Key Laboratory for the Physics and Chemistry of Nanodevices, Department of Electronics, Peking University, Beijing 100871, People's Republic of China.
J Chem Phys. 2012 Oct 21;137(15):154110. doi: 10.1063/1.4758986.
The model GW method [F. Gygi and A. Baldereschi, Phys. Rev. Lett. 62, 2160 (1989)] is an efficient simplification to the standard GW approximation which uses model dielectric function to describe the long range Coulomb interactions in semiconductors. In this work, the model GW method is used to calculate the quasiparticle band structures of MnO, FeO, CoO, and NiO. All four late transition metal monoxides are predicted to be insulators. The band gaps, magnetic moments, and quasiparticle spectra are in good agreement with the experiments, except for the satellite structures which are missing in the density of states because the model GW self-energy is static. The high accuracy of model GW is due to the usage of the accurate dielectric constants in the construction of the model dielectric functions which ensures the correct asymptotic behavior of the long range Coulomb interactions. Besides, we find that the transition metal 4s states are irrelevant to the formation of the band gaps, which supports the local approaches and the experimental interpretations of the band gaps by photoemission and electron energy loss spectroscopy, while contradicts the recent calculations by hybrid functionals, exact exchange, and one shot GW approximations.
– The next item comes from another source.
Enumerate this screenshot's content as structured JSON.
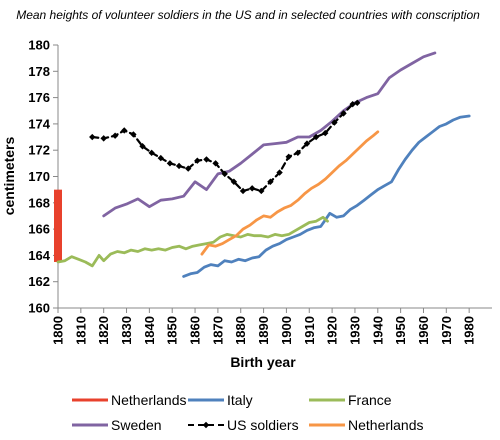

GW 模型方法[F. Gygi 和 A. Baldereschi,Phys. Rev. Lett. 62, 2160 (1989)]是标准 GW 近似的一种有效简化方法,它使用模型介电函数来描述半导体中的长程库仑相互作用。在这项工作中,我们使用 GW 模型方法来计算 MnO、FeO、CoO 和 NiO 的准粒子能带结构。所有四个晚期过渡金属单氧化物都被预测为绝缘体。能带隙、磁矩和准粒子谱与实验结果非常吻合,除了由于 GW 自能是静态的,缺少态密度中的卫星结构。GW 模型的高精度是由于在构建模型介电函数时使用了精确的介电常数,这确保了长程库仑相互作用的正确渐近行为。此外,我们发现过渡金属 4s 态与能带隙的形成无关,这支持了局部方法以及光电子能谱和电子能量损失谱对能带隙的实验解释,而与最近的杂化泛函、精确交换和单次 GW 近似的计算结果相矛盾。